During the first half of the 20th century, Belarus was home to more than one million ethnic Jews. Tragically, the majority of Jewish Belarusians fell victim to the Holocaust and were murdered by German Nazis and their collaborators. The majority of those who survived emigrated from Belarus during the Soviet occupation and the 1990s.
Text of the mentioned statement:
On 25th March 1921, three years had passed since the Belarusian people, represented by their finest individuals, demonstrated their unwavering commitment to self-sustaining state-building by declaring the Independence of the Belarusian Democratic Republic.
Neither the age-old rule of feudal Poland nor the oppressive grip of the Russian autocracy could extinguish the burning desire for liberation from these historical oppressors in the hearts of our people.
On the contrary, the centuries-long struggle for national existence instilled an unyielding quest for freedom and steeled the resolve of our best sons and daughters in the pursuit of our national ideals.
The historical journey was long and arduous. The Belarusian people made numerous sacrifices on the altar of freedom. Many among the living perished in the self-sacrificing struggle for the welfare and prosperity of our people. Eternal glory to these valiant giants. The Motherland shall forever honour their names.
Yet, the Belarusian people did not stand alone in their struggle. Beside them, another people, the ancient and martyred Jewish community, toiled and fought, their sweat, tears, and blood mingling with the soil of Belarus for centuries.
The torment inflicted by the oppressors upon the faith and lives of the children of Israel was immeasurable. The Russian autocracy believed that it could quench the people’s anger with Jewish blood, even though the Jewish community had repeatedly attempted to break the chains of tyrannical rule. The Polish feudals, in collusion with their oppressors, actively participated in fanning the flames of hatred.
The Jewish people comprehended that they could not hope for compassion from their captors, and that only through struggle could they secure the right to life and freedom.
With this understanding, the Jewish community extended a fraternal hand to their brethren in adversity, the Belarusian people, in pursuit of their shared goal: the struggle for their homeland, culture, and national sovereignty.
On the momentous day of 25th March 1918, the day of the Declaration of Independence of the Belarusian People’s Republic, the collective will of these two sovereign nations resonated loudly and clearly throughout the world for the first time. No mercenary bayonets, no machinations or schemes of chauvinistic imperialists shall deter the Belarusians from the path they have chosen. The inexorable logic of history shall compel recognition of those peoples who earnestly seek an end to fratricide, as they pursue their national ideals, to pacify the turbulent passions and afford our neighbouring nations the opportunity to exchange swords for ploughshares and hammers.
On this momentous day in history, the Belarusian Council [the BNR Rada], upon assuming power from the All-People’s Belarusian Congress, raised a true national flag for the first time, bearing the hallowed inscriptions:
1. The Independence of the Belarusian Democratic Republic as a free and sovereign state.

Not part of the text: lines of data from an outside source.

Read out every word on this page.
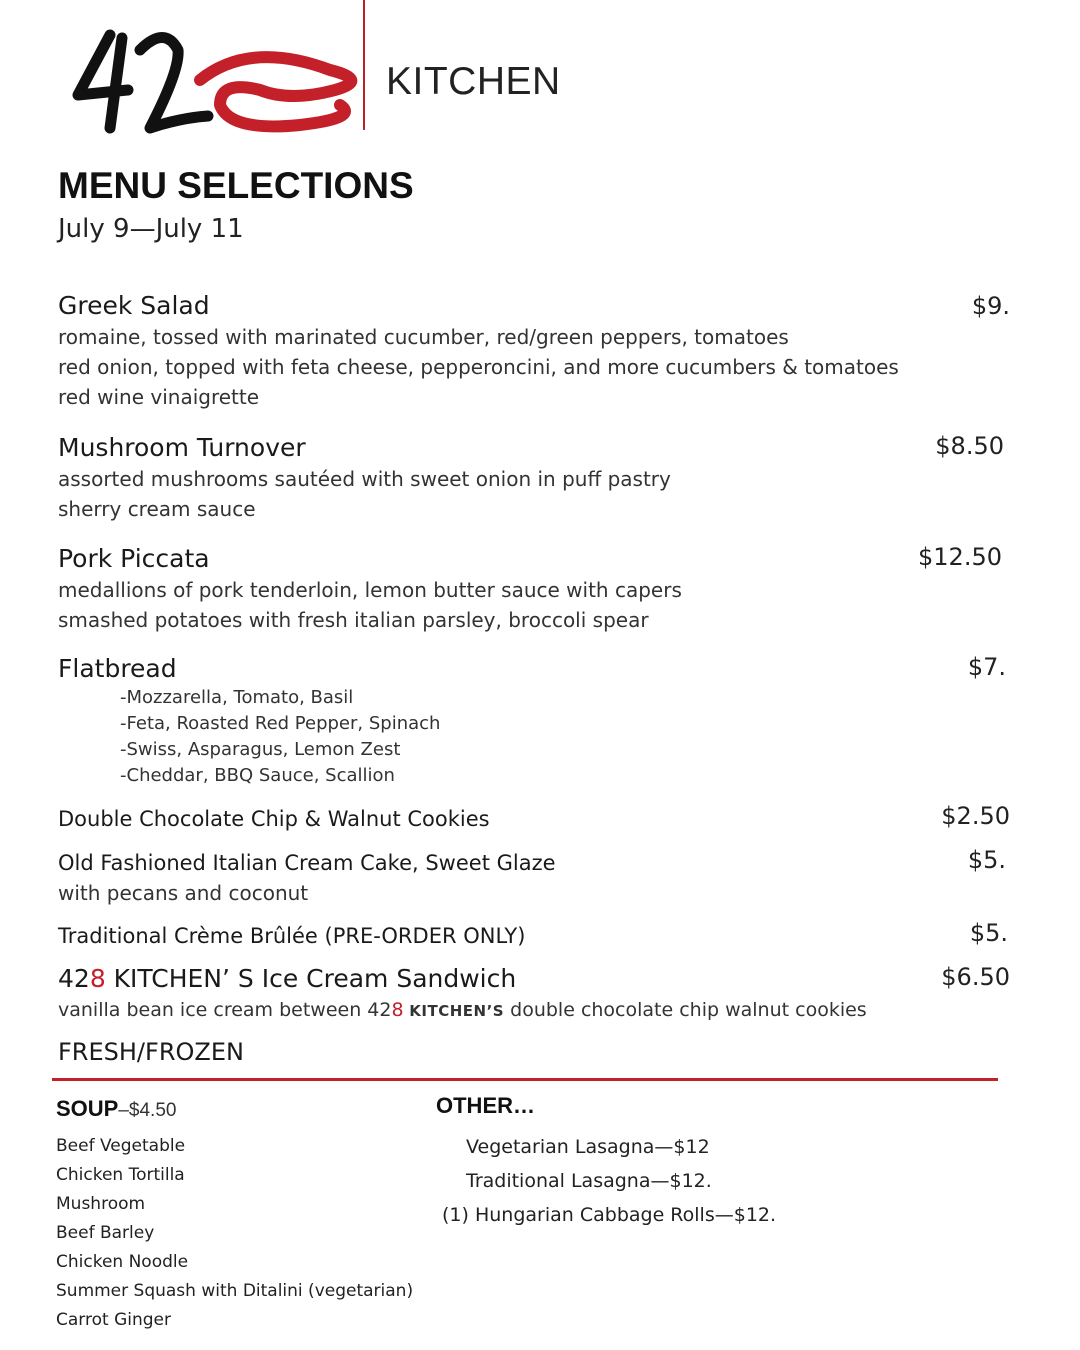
KITCHEN
MENU SELECTIONS
July 9—July 11
Greek Salad	$9.
romaine, tossed with marinated cucumber, red/green peppers, tomatoes
red onion, topped with feta cheese, pepperoncini, and more cucumbers & tomatoes
red wine vinaigrette
Mushroom Turnover	$8.50
assorted mushrooms sautéed with sweet onion in puff pastry
sherry cream sauce
Pork Piccata	$12.50
medallions of pork tenderloin, lemon butter sauce with capers
smashed potatoes with fresh italian parsley, broccoli spear
Flatbread	$7.
-Mozzarella, Tomato, Basil
-Feta, Roasted Red Pepper, Spinach
-Swiss, Asparagus, Lemon Zest
-Cheddar, BBQ Sauce, Scallion
Double Chocolate Chip & Walnut Cookies	$2.50
Old Fashioned Italian Cream Cake, Sweet Glaze	$5.
with pecans and coconut
Traditional Crème Brûlée (PRE-ORDER ONLY)	$5.
428 KITCHEN’ S Ice Cream Sandwich	$6.50
vanilla bean ice cream between 428 KITCHEN’S double chocolate chip walnut cookies
FRESH/FROZEN
SOUP–$4.50
Beef Vegetable
Chicken Tortilla
Mushroom
Beef Barley
Chicken Noodle
Summer Squash with Ditalini (vegetarian)
Carrot Ginger
OTHER…
Vegetarian Lasagna—$12
Traditional Lasagna—$12.
(1) Hungarian Cabbage Rolls—$12.
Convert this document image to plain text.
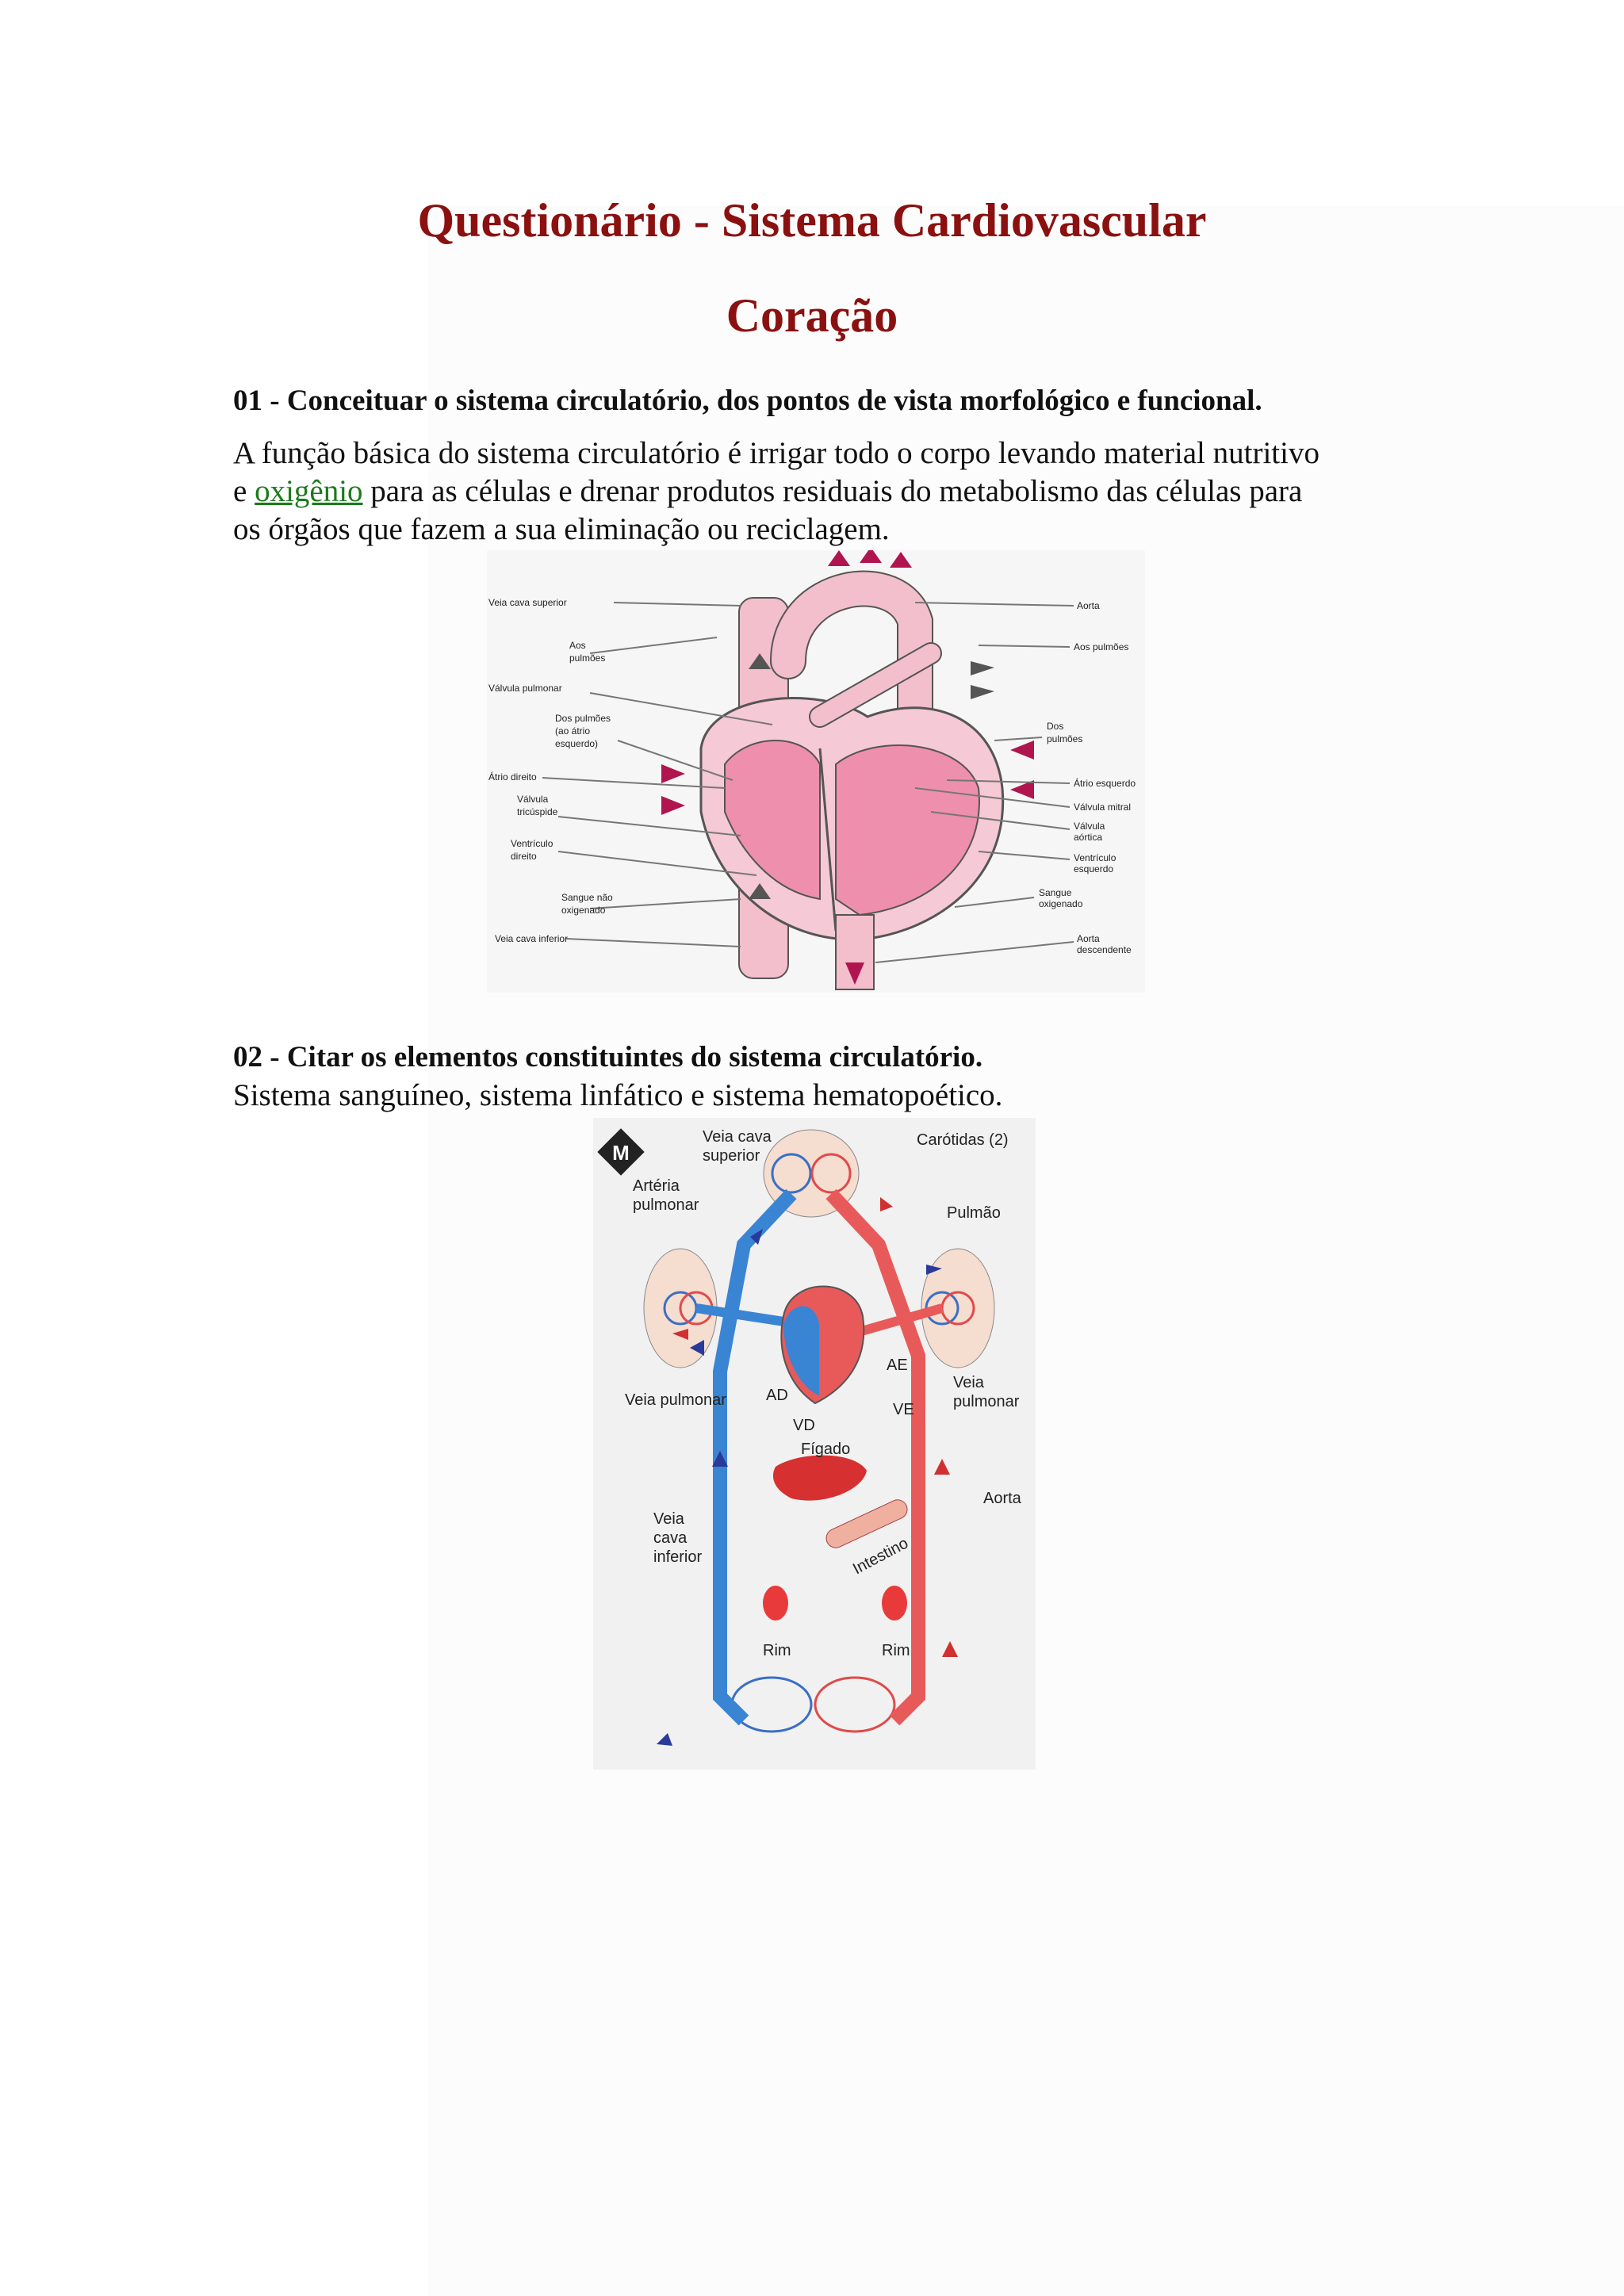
Questionário - Sistema Cardiovascular
Coração

01 - Conceituar o sistema circulatório, dos pontos de vista morfológico e funcional.

A função básica do sistema circulatório é irrigar todo o corpo levando material nutritivo
e oxigênio para as células e drenar produtos residuais do metabolismo das células para
os órgãos que fazem a sua eliminação ou reciclagem.

Veia cava superior
Aos
pulmões
Válvula pulmonar
Dos pulmões
(ao átrio
esquerdo)
Átrio direito
Válvula
tricúspide
Ventrículo
direito
Sangue não
oxigenado
Veia cava inferior
Aorta
Aos pulmões
Dos
pulmões
Átrio esquerdo
Válvula mitral
Válvula
aórtica
Ventrículo
esquerdo
Sangue
oxigenado
Aorta
descendente

02 - Citar os elementos constituintes do sistema circulatório.

Sistema sanguíneo, sistema linfático e sistema hematopoético.

M
Veia cava
superior
Carótidas (2)
Artéria
pulmonar	Pulmão
AE
Veia pulmonar	AD
VD
VE
Veia
pulmonar
Fígado
Aorta
Veia
cava
inferior	Intestino
Rim	Rim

2. The transfer of all land to the working people, safeguarding their labour.
3. The sovereignty of the Belarusian and Jewish nations and their complete union into one state, the Belarusian People.
4. The civil equality of all nations residing in Belarus, regardless of their faith, and the full fulfilment of their religious and cultural requirements.
These are noble ideals. To live, to strive, and to honourably give one’s life beneath this banner is a source of great happiness.
On the third anniversary of this grand national celebration, the Belarusian Rada and the executive authority, represented by the Council of Ministers, do not call upon you for death, but for life and the pursuit of the sacred ideals bequeathed to us by the heroic champions of happiness and freedom for the Belarusian people.
Citizens! We have unwavering faith that on this momentous day, every honest Belarusian heart beats in unison with ours and resounds with the cry: Glory to the Belarusian Democratic Republic! Long live Belarusian Independence!